Lali, la Lali, como la llamaba su suegra, era gordita y joven, como diez años más joven que él, gordita y recogida, saludable de carnes, con una cara redonda como las que gustaron hasta los años cincuenta, la boca pequeña y carnosa y unos hoyuelos en los mofletes que al brigada Peláez debían de volverlo loco, por el modo en que se los había pellizcado nada más llegar a casa. Tenía el pelo corto, las manos breves y gordas, como almohadilladas, también con hoyuelos en los nudillos, y llevaba sobre el escote pudoroso, aunque sugerente, de pechos redondos y apretados, una medalla de oro de la Virgen del Rocío, de la que era muy devota, tenía imágenes de ella repartidas por toda la casa. A Pepe Rifón y a mí nos explicó que se encomendaba a la Virgen del Rocío todas las mañanas, en cuanto el brigada Peláez salía de casa, para que a él no le pasara nada y le dieran cuanto antes el traslado a la bendita Andalucía, nos dijo, a su Algeciras de su alma.

Se llamaban entre sí con diminutivos cariñosos, sin importarles que nosotros estuviéramos delante, se llamaban Cari y Cuqui, Pepín, Nini, mi amor, amorcito, y en cuanto él llegaba a casa después de una ingrata jornada en el cuartel y de un viaje de regreso por carreteras suburbiales ella le sacaba la bata y las zapatillas de paño, las dos a cuadros que hacían juego, y le servía una copa de Carlos III, o un descafeinado con leche y una aspirina, si es que él llegaba con un poco de frío, como era lo más común, por culpa de aquel clima en el que no descampaba nunca, en el que la humedad calaba los huesos y lo reblandecía y lo enfermaba todo, así tenía el cerebro toda aquella gente.
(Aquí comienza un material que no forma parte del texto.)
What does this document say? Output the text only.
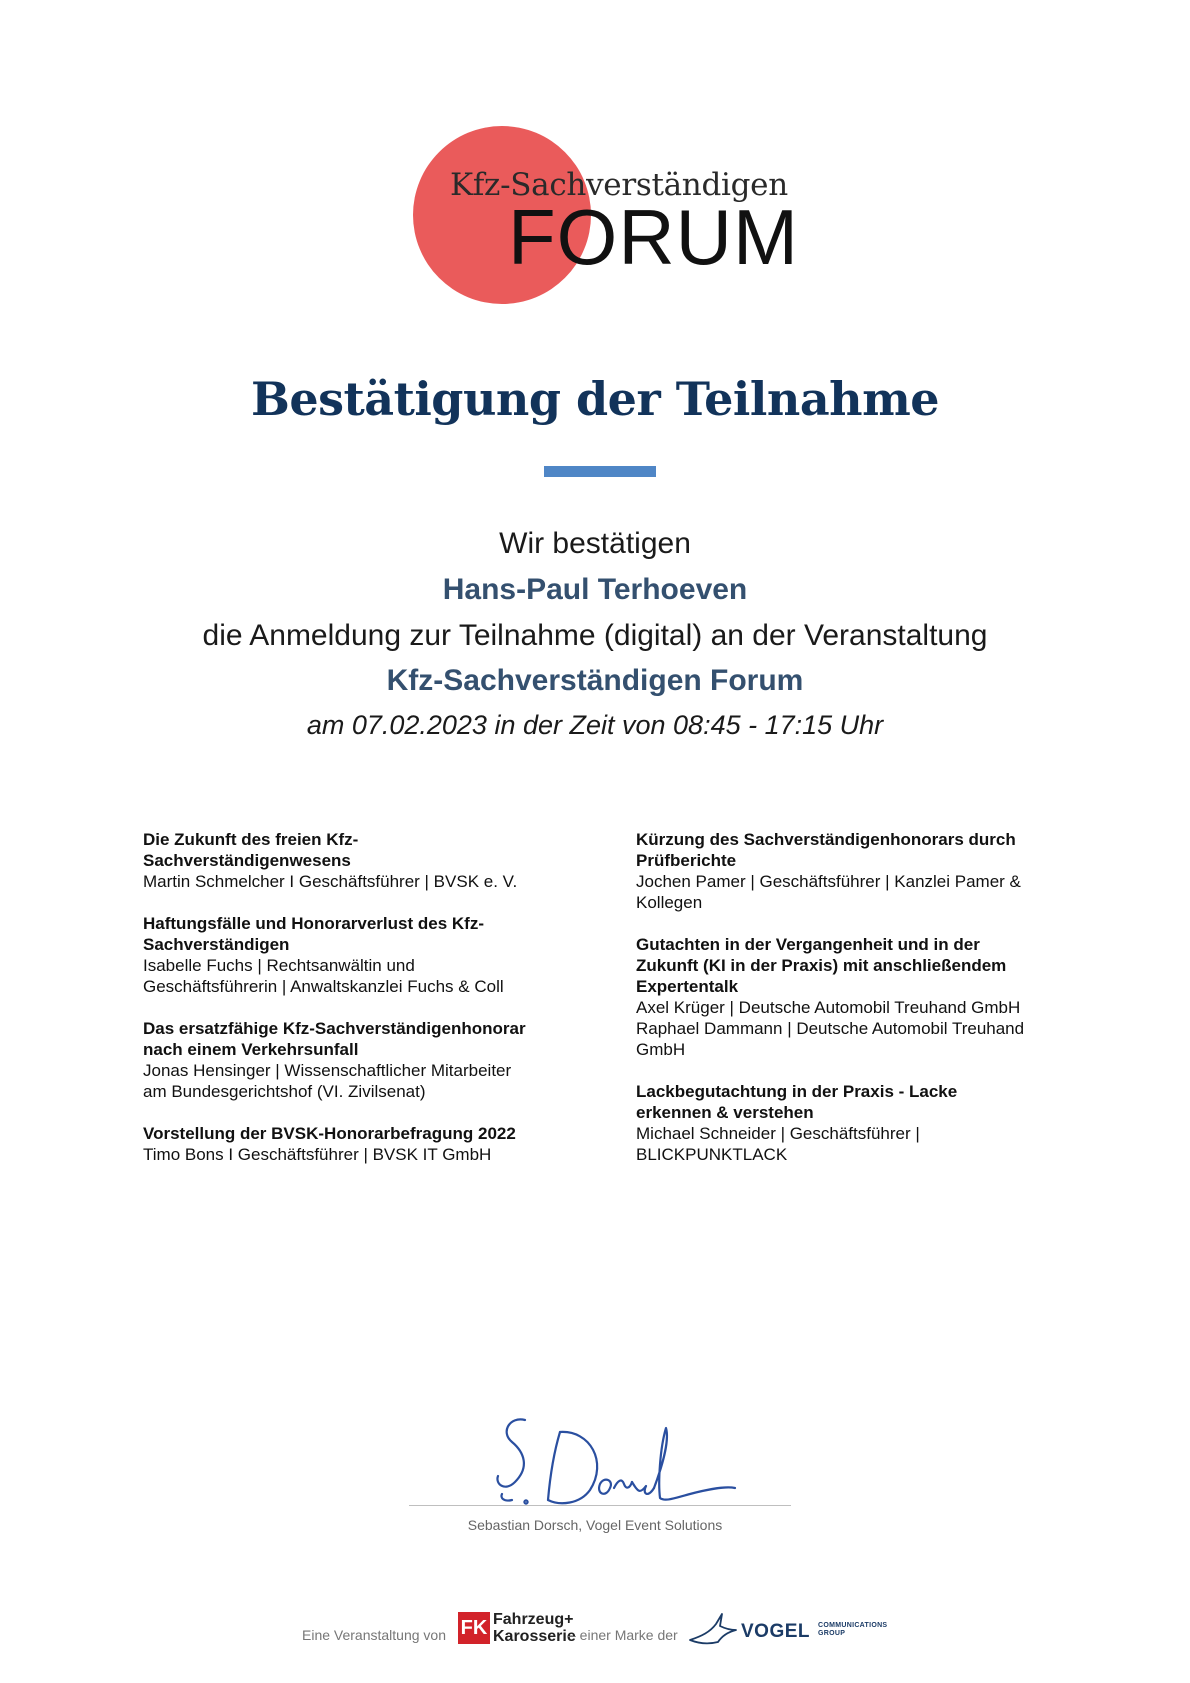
Kfz-Sachverständigen
FORUM
Bestätigung der Teilnahme
Wir bestätigen
Hans-Paul Terhoeven
die Anmeldung zur Teilnahme (digital) an der Veranstaltung
Kfz-Sachverständigen Forum
am 07.02.2023 in der Zeit von 08:45 - 17:15 Uhr
Die Zukunft des freien Kfz-
Sachverständigenwesens
Martin Schmelcher I Geschäftsführer | BVSK e. V.
Haftungsfälle und Honorarverlust des Kfz-
Sachverständigen
Isabelle Fuchs | Rechtsanwältin und
Geschäftsführerin | Anwaltskanzlei Fuchs & Coll
Das ersatzfähige Kfz-Sachverständigenhonorar
nach einem Verkehrsunfall
Jonas Hensinger | Wissenschaftlicher Mitarbeiter
am Bundesgerichtshof (VI. Zivilsenat)
Vorstellung der BVSK-Honorarbefragung 2022
Timo Bons I Geschäftsführer | BVSK IT GmbH
Kürzung des Sachverständigenhonorars durch
Prüfberichte
Jochen Pamer | Geschäftsführer | Kanzlei Pamer &
Kollegen
Gutachten in der Vergangenheit und in der
Zukunft (KI in der Praxis) mit anschließendem
Expertentalk
Axel Krüger | Deutsche Automobil Treuhand GmbH
Raphael Dammann | Deutsche Automobil Treuhand
GmbH
Lackbegutachtung in der Praxis - Lacke
erkennen & verstehen
Michael Schneider | Geschäftsführer |
BLICKPUNKTLACK
Sebastian Dorsch, Vogel Event Solutions
Eine Veranstaltung von FK Fahrzeug+
Karosserie
– einer Marke der	VOGEL COMMUNICATIONS
GROUP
Con la bata y las zapatillas el brigada Peláez era aún más diminuto, igual que su Lali con la bata de boatiné y las zapatillas acolchadas y con un pompón rosa, los dos como a escala del piso exiguo en el que vivían, que sin embargo estaba atestado de muebles, los muebles de su boda, los muebles descomunales y barrocos que compran los pobres al casarse, o que sus padres se entrampan para regalarles, la mesa de comedor, las sillas de patas torneadas, el aparador que ocupa una pared entera, la cama de matrimonio y el armario de tres cuerpos, la fotografía de la boda impresa en lienzo para imitar una pintura, las cristalerías y mantelerías y juegos de café, y en medio de todo el brigada Peláez y Lali moviéndose siempre un poco de costado, aislados del mundo, del paisaje exterior de bloques de pisos, zanjas y muros de cemento con pintadas abertzales, acogiéndose a una confortable soledad de recién casados permanentes en lo que ella no habría duda en llamar un nidito de amor, un nido sofocado y cálido, forrado de plumón, de goma-espuma de bata doméstica, de guata y fieltro de zapatillas de paño, alimentado por un aire que ni siquiera olía como el aire exterior.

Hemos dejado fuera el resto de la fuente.